June 26, 2014. We have covered it before, but estate planning has evolved into more than avoiding estate taxes. It now encompasses income tax planning as well. Most discussion on this subject, though, covers basis management—essentially limiting capital gains tax exposure. It is certainly true for myself. To a lesser extent, there is some focus on denting the tax liability of IRD (Income in Respect of a Decedent) assets, which usually correlates into charitable bequests.
The other issue that we need to be concerned about is state income taxation of Trusts. There are currently forty-three states that have an income tax on Trusts, and this tax can be assessed for reasons other than the Trust being administered in the state. There are a number of triggers, again varying by state, that can cause the income earned inside a trust to become subject to another state’s income tax.

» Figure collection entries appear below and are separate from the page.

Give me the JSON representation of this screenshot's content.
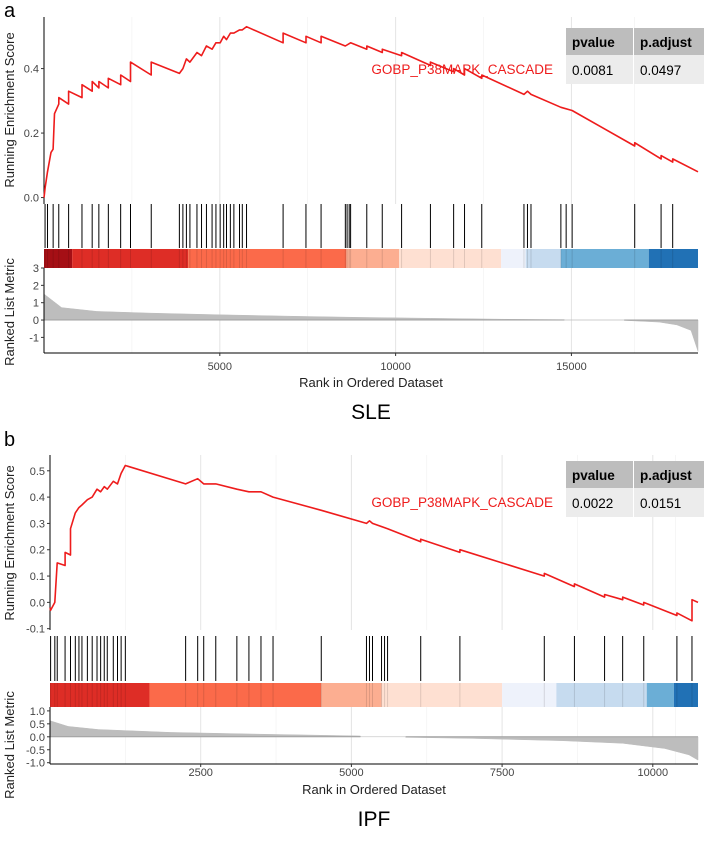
{
  "chart_data": [
    {
      "type": "line",
      "panel_label": "a",
      "title": "SLE",
      "gene_set": "GOBP_P38MAPK_CASCADE",
      "xlabel": "Rank in Ordered Dataset",
      "ylabel_top": "Running Enrichment Score",
      "ylabel_bottom": "Ranked List Metric",
      "xlim": [
        0,
        18600
      ],
      "x_ticks": [
        5000,
        10000,
        15000
      ],
      "x_tick_labels": [
        "5000",
        "10000",
        "15000"
      ],
      "es_ylim": [
        -0.02,
        0.56
      ],
      "es_ticks": [
        0.0,
        0.2,
        0.4
      ],
      "es_tick_labels": [
        "0.0",
        "0.2",
        "0.4"
      ],
      "metric_ylim": [
        -1.9,
        3.0
      ],
      "metric_ticks": [
        3,
        2,
        1,
        0,
        -1
      ],
      "metric_tick_labels": [
        "3",
        "2",
        "1",
        "0",
        "-1"
      ],
      "table": {
        "headers": [
          "pvalue",
          "p.adjust"
        ],
        "values": [
          "0.0081",
          "0.0497"
        ]
      },
      "line_color": "#ee1c1c",
      "hit_ranks": [
        30,
        100,
        260,
        420,
        700,
        1080,
        1370,
        1560,
        1830,
        2180,
        2460,
        3050,
        3850,
        3950,
        4050,
        4150,
        4350,
        4480,
        4620,
        4780,
        4890,
        5010,
        5110,
        5190,
        5300,
        5400,
        5560,
        5640,
        5760,
        6800,
        7450,
        7880,
        8570,
        8620,
        8680,
        8720,
        9180,
        9620,
        10170,
        10990,
        11650,
        11960,
        12450,
        13650,
        13750,
        13850,
        14700,
        14850,
        15020,
        16800,
        17550,
        17880
      ],
      "es_curve": [
        [
          0,
          0.0
        ],
        [
          30,
          0.03
        ],
        [
          100,
          0.08
        ],
        [
          200,
          0.14
        ],
        [
          260,
          0.15
        ],
        [
          300,
          0.26
        ],
        [
          420,
          0.29
        ],
        [
          420,
          0.31
        ],
        [
          700,
          0.29
        ],
        [
          700,
          0.33
        ],
        [
          1080,
          0.31
        ],
        [
          1080,
          0.35
        ],
        [
          1370,
          0.33
        ],
        [
          1370,
          0.36
        ],
        [
          1560,
          0.34
        ],
        [
          1560,
          0.36
        ],
        [
          1830,
          0.34
        ],
        [
          1830,
          0.37
        ],
        [
          2180,
          0.35
        ],
        [
          2180,
          0.38
        ],
        [
          2460,
          0.36
        ],
        [
          2460,
          0.42
        ],
        [
          3050,
          0.38
        ],
        [
          3050,
          0.42
        ],
        [
          3850,
          0.385
        ],
        [
          3950,
          0.4
        ],
        [
          4050,
          0.43
        ],
        [
          4150,
          0.42
        ],
        [
          4350,
          0.45
        ],
        [
          4480,
          0.44
        ],
        [
          4620,
          0.47
        ],
        [
          4780,
          0.46
        ],
        [
          4890,
          0.48
        ],
        [
          5010,
          0.48
        ],
        [
          5110,
          0.5
        ],
        [
          5190,
          0.49
        ],
        [
          5300,
          0.51
        ],
        [
          5400,
          0.51
        ],
        [
          5560,
          0.52
        ],
        [
          5640,
          0.52
        ],
        [
          5760,
          0.53
        ],
        [
          6800,
          0.48
        ],
        [
          6800,
          0.51
        ],
        [
          7450,
          0.48
        ],
        [
          7450,
          0.5
        ],
        [
          7880,
          0.48
        ],
        [
          7880,
          0.5
        ],
        [
          8570,
          0.47
        ],
        [
          8720,
          0.48
        ],
        [
          9180,
          0.46
        ],
        [
          9180,
          0.47
        ],
        [
          9620,
          0.45
        ],
        [
          9620,
          0.46
        ],
        [
          10170,
          0.44
        ],
        [
          10170,
          0.45
        ],
        [
          10990,
          0.41
        ],
        [
          10990,
          0.42
        ],
        [
          11650,
          0.39
        ],
        [
          11650,
          0.4
        ],
        [
          11960,
          0.38
        ],
        [
          11960,
          0.4
        ],
        [
          12450,
          0.37
        ],
        [
          12450,
          0.38
        ],
        [
          13650,
          0.32
        ],
        [
          13750,
          0.33
        ],
        [
          13850,
          0.32
        ],
        [
          14700,
          0.28
        ],
        [
          15020,
          0.27
        ],
        [
          16800,
          0.16
        ],
        [
          16800,
          0.17
        ],
        [
          17550,
          0.12
        ],
        [
          17550,
          0.13
        ],
        [
          17880,
          0.11
        ],
        [
          17880,
          0.12
        ],
        [
          18600,
          0.08
        ]
      ],
      "metric_curve": [
        [
          0,
          1.5
        ],
        [
          500,
          0.72
        ],
        [
          1500,
          0.5
        ],
        [
          3000,
          0.4
        ],
        [
          5000,
          0.3
        ],
        [
          7000,
          0.22
        ],
        [
          9000,
          0.15
        ],
        [
          11000,
          0.1
        ],
        [
          13000,
          0.05
        ],
        [
          14800,
          0.02
        ],
        [
          14800,
          0.0
        ],
        [
          16500,
          0.0
        ],
        [
          16500,
          -0.02
        ],
        [
          17500,
          -0.12
        ],
        [
          18000,
          -0.28
        ],
        [
          18400,
          -0.6
        ],
        [
          18600,
          -1.8
        ]
      ],
      "metric_gap": [
        14800,
        16500
      ],
      "color_bands": [
        {
          "start": 0,
          "end": 800,
          "color": "#a50f15"
        },
        {
          "start": 800,
          "end": 4100,
          "color": "#de2d26"
        },
        {
          "start": 4100,
          "end": 8600,
          "color": "#fb6a4a"
        },
        {
          "start": 8600,
          "end": 10100,
          "color": "#fcae91"
        },
        {
          "start": 10100,
          "end": 13000,
          "color": "#fee0d2"
        },
        {
          "start": 13000,
          "end": 13700,
          "color": "#eef2fb"
        },
        {
          "start": 13700,
          "end": 14700,
          "color": "#c6dbef"
        },
        {
          "start": 14700,
          "end": 17200,
          "color": "#6baed6"
        },
        {
          "start": 17200,
          "end": 18600,
          "color": "#2171b5"
        }
      ]
    },
    {
      "type": "line",
      "panel_label": "b",
      "title": "IPF",
      "gene_set": "GOBP_P38MAPK_CASCADE",
      "xlabel": "Rank in Ordered Dataset",
      "ylabel_top": "Running Enrichment Score",
      "ylabel_bottom": "Ranked List Metric",
      "xlim": [
        0,
        10750
      ],
      "x_ticks": [
        2500,
        5000,
        7500,
        10000
      ],
      "x_tick_labels": [
        "2500",
        "5000",
        "7500",
        "10000"
      ],
      "es_ylim": [
        -0.105,
        0.56
      ],
      "es_ticks": [
        0.5,
        0.4,
        0.3,
        0.2,
        0.1,
        0.0,
        -0.1
      ],
      "es_tick_labels": [
        "0.5",
        "0.4",
        "0.3",
        "0.2",
        "0.1",
        "0.0",
        "-0.1"
      ],
      "metric_ylim": [
        -1.05,
        1.15
      ],
      "metric_ticks": [
        1.0,
        0.5,
        0.0,
        -0.5,
        -1.0
      ],
      "metric_tick_labels": [
        "1.0",
        "0.5",
        "0.0",
        "-0.5",
        "-1.0"
      ],
      "table": {
        "headers": [
          "pvalue",
          "p.adjust"
        ],
        "values": [
          "0.0022",
          "0.0151"
        ]
      },
      "line_color": "#ee1c1c",
      "hit_ranks": [
        10,
        80,
        120,
        250,
        340,
        420,
        480,
        530,
        620,
        700,
        780,
        840,
        900,
        950,
        1050,
        1120,
        1180,
        1250,
        2250,
        2450,
        2550,
        2750,
        3100,
        3300,
        3500,
        3700,
        4500,
        5250,
        5300,
        5350,
        5500,
        5550,
        5600,
        6150,
        6800,
        8200,
        8700,
        9200,
        9500,
        9850,
        10400,
        10650
      ],
      "es_curve": [
        [
          0,
          -0.02
        ],
        [
          10,
          -0.03
        ],
        [
          80,
          0.0
        ],
        [
          120,
          0.15
        ],
        [
          250,
          0.14
        ],
        [
          250,
          0.19
        ],
        [
          340,
          0.18
        ],
        [
          340,
          0.28
        ],
        [
          420,
          0.34
        ],
        [
          480,
          0.36
        ],
        [
          530,
          0.37
        ],
        [
          620,
          0.39
        ],
        [
          700,
          0.4
        ],
        [
          780,
          0.43
        ],
        [
          840,
          0.42
        ],
        [
          900,
          0.44
        ],
        [
          950,
          0.43
        ],
        [
          1050,
          0.46
        ],
        [
          1120,
          0.45
        ],
        [
          1180,
          0.49
        ],
        [
          1250,
          0.52
        ],
        [
          2250,
          0.45
        ],
        [
          2450,
          0.47
        ],
        [
          2550,
          0.45
        ],
        [
          2750,
          0.45
        ],
        [
          3100,
          0.43
        ],
        [
          3300,
          0.42
        ],
        [
          3500,
          0.42
        ],
        [
          3700,
          0.4
        ],
        [
          4500,
          0.35
        ],
        [
          5250,
          0.3
        ],
        [
          5300,
          0.31
        ],
        [
          5350,
          0.3
        ],
        [
          5600,
          0.28
        ],
        [
          6150,
          0.23
        ],
        [
          6150,
          0.24
        ],
        [
          6800,
          0.19
        ],
        [
          6800,
          0.2
        ],
        [
          8200,
          0.1
        ],
        [
          8200,
          0.11
        ],
        [
          8700,
          0.06
        ],
        [
          8700,
          0.07
        ],
        [
          9200,
          0.02
        ],
        [
          9200,
          0.03
        ],
        [
          9500,
          0.01
        ],
        [
          9500,
          0.02
        ],
        [
          9850,
          -0.01
        ],
        [
          9850,
          0.0
        ],
        [
          10400,
          -0.05
        ],
        [
          10400,
          -0.04
        ],
        [
          10650,
          -0.07
        ],
        [
          10650,
          0.01
        ],
        [
          10750,
          0.0
        ]
      ],
      "metric_curve": [
        [
          0,
          0.62
        ],
        [
          300,
          0.4
        ],
        [
          800,
          0.28
        ],
        [
          2000,
          0.17
        ],
        [
          3500,
          0.1
        ],
        [
          5000,
          0.04
        ],
        [
          5150,
          0.03
        ],
        [
          5150,
          0.0
        ],
        [
          5900,
          0.0
        ],
        [
          5900,
          -0.02
        ],
        [
          7000,
          -0.06
        ],
        [
          8500,
          -0.15
        ],
        [
          9500,
          -0.25
        ],
        [
          10200,
          -0.45
        ],
        [
          10600,
          -0.7
        ],
        [
          10750,
          -0.9
        ]
      ],
      "metric_gap": [
        5150,
        5900
      ],
      "color_bands": [
        {
          "start": 0,
          "end": 1650,
          "color": "#de2d26"
        },
        {
          "start": 1650,
          "end": 4500,
          "color": "#fb6a4a"
        },
        {
          "start": 4500,
          "end": 5500,
          "color": "#fcae91"
        },
        {
          "start": 5500,
          "end": 7500,
          "color": "#fee0d2"
        },
        {
          "start": 7500,
          "end": 8400,
          "color": "#eef2fb"
        },
        {
          "start": 8400,
          "end": 9900,
          "color": "#c6dbef"
        },
        {
          "start": 9900,
          "end": 10350,
          "color": "#6baed6"
        },
        {
          "start": 10350,
          "end": 10750,
          "color": "#2171b5"
        }
      ]
    }
  ]
}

(1) The Trust is administered in the state
(2) A Trustee resides in the state
(3) A Trustee does business in the state
(4) A beneficiary lives in the state
(5) A settlor creating a Trust lived in the state at the time
(6) A settlor of a Testamentary Trust died in the state
It is possible then that a single Trust could be subject to the income tax of several different states. Some of these are difficult to plan around, such as where a beneficiary might live or where a settlor might pass away. Other aspects we have far greater control over, such as the location of Trustees and the administration of the Trust. In any instance, this is an issue that requires careful analysis and consideration. There are aspects that we naturally consider when establishing the Trust, such as situs, but we can very easily to overlook the other aspects, such as the location of the settlor’s children. And this can have ramifications.